The perfect couple is the one you have a deep connection with. And it’s impossible to share a deep connection if there is a big difference in maturity. I could never be with a girl who doesn’t understand what I did, why I did it or who can’t speak about many topics I like. The same with happen to you: you’ll feel there’s something that it is not right.
Think about it this way: there are two men of the same age. One, though, is in university, doesn’t drive and never had a serious relationship with a woman. The other, instead, lived in three countries, worked here and there and has had a considerable number of romances. Are they the same? Does age matter in this comparison?
Absolutely not. There’s nothing wrong with the first guy: it may well be the norm for men of his age. He will probably find attractive girls in the same situation as he is, or who are perhaps a step behind. And in that situation, the second guy will find girls his age not really appealing.
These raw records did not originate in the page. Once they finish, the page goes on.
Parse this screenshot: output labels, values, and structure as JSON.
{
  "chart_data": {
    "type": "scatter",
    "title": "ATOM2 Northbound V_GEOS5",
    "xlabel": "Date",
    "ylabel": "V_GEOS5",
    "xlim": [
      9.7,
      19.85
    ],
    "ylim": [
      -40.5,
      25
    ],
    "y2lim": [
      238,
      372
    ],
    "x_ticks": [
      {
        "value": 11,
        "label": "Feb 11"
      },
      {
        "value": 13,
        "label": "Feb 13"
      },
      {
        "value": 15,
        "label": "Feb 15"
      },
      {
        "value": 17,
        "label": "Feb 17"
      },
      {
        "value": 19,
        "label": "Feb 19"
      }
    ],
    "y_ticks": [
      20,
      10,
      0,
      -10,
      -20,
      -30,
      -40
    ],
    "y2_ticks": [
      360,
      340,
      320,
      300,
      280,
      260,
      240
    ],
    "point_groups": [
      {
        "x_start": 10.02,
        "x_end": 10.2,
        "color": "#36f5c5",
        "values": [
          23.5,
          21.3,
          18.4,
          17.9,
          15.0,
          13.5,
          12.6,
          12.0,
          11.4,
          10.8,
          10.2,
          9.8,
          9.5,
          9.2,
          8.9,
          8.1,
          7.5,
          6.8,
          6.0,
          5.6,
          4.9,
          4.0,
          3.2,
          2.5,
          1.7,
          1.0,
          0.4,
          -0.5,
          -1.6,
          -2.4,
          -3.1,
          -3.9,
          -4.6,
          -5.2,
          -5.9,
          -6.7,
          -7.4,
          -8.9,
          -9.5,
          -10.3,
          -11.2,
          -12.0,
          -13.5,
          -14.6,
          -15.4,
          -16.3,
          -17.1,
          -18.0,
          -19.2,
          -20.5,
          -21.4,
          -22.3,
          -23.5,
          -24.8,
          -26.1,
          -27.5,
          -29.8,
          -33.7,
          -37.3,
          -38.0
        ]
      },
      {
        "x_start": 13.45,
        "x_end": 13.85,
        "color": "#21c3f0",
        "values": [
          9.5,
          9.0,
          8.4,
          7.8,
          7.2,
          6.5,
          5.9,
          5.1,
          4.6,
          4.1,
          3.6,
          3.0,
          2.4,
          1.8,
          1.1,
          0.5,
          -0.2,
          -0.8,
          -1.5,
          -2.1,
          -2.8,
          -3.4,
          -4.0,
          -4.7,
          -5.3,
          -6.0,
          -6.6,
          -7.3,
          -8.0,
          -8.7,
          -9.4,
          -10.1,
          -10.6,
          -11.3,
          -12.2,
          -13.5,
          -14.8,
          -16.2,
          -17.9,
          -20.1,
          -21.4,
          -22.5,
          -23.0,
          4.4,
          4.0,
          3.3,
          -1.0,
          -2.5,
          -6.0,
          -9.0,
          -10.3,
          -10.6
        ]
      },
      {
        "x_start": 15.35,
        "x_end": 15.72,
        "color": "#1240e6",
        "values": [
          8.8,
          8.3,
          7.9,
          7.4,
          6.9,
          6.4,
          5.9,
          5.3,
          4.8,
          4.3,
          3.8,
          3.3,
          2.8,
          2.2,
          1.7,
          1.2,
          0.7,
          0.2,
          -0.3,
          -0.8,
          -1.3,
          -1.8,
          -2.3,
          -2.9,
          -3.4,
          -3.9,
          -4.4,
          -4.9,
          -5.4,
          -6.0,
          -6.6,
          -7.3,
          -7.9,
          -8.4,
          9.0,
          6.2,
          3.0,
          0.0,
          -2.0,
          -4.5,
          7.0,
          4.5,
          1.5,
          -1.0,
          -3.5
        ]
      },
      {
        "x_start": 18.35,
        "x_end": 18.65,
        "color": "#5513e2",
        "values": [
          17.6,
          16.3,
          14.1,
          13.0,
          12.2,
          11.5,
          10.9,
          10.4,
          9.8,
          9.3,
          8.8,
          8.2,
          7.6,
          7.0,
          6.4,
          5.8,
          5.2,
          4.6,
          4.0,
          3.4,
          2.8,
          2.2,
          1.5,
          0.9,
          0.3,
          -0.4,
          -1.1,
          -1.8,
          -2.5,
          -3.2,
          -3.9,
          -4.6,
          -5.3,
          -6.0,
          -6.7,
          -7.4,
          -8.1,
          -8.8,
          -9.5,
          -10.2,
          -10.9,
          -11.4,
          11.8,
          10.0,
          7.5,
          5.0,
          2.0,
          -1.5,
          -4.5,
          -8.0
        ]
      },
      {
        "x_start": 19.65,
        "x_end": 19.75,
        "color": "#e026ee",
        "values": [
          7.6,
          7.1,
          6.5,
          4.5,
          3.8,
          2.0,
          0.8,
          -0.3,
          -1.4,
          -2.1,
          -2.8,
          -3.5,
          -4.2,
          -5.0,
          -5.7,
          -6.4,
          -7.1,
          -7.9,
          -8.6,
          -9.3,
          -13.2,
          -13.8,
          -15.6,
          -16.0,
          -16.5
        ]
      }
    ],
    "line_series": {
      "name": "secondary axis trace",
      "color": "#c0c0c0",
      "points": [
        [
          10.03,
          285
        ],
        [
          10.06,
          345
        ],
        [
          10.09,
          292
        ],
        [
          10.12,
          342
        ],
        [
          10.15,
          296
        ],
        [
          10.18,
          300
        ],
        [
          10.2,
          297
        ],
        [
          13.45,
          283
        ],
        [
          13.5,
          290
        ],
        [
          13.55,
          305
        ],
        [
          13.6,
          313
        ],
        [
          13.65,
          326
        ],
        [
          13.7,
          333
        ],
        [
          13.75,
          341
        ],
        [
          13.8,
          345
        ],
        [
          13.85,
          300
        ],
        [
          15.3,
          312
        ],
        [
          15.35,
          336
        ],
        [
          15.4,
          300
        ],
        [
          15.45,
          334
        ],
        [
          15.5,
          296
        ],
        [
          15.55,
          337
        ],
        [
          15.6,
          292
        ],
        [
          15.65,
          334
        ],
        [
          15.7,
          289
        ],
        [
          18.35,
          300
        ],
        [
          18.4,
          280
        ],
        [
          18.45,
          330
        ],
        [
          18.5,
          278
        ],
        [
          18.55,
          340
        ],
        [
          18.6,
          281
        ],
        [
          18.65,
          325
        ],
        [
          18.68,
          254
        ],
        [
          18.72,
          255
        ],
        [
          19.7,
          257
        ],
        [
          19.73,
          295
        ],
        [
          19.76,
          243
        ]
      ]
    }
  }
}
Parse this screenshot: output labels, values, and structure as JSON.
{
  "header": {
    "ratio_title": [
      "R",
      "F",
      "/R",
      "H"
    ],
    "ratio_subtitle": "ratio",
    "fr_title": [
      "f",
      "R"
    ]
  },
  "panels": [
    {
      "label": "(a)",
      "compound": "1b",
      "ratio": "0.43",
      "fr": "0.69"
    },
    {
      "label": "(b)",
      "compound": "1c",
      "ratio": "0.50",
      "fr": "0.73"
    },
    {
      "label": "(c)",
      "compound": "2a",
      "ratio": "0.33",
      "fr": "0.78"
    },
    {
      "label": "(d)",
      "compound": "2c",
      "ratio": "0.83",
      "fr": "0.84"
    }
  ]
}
He will look for girls who are in the same sync as he is and they will, in most cases, be slightly older.
The Best-of-the-World Option
Either way, the best couple will be the one in which both partners are deeply connected, equal in mileage but also about the same age. For much I enjoy older girls, I am sure that I will enjoy even more a girl my age who has had the roughly an equal amount of experience as mine.
That is the real deal and what everyone should look for. But, again, it’s not easy. It’s hard to find this person, especially if you are someone who has lived and experienced more (or less) than people of your age.
But it is not the only option. If you can’t find this special person for the moment, be willing to try out something else. You’ll find that a relationship with someone years older (or younger) than you could be more natural and fulfilling that with someone your age. Don’t worry what others will think: just go ahead.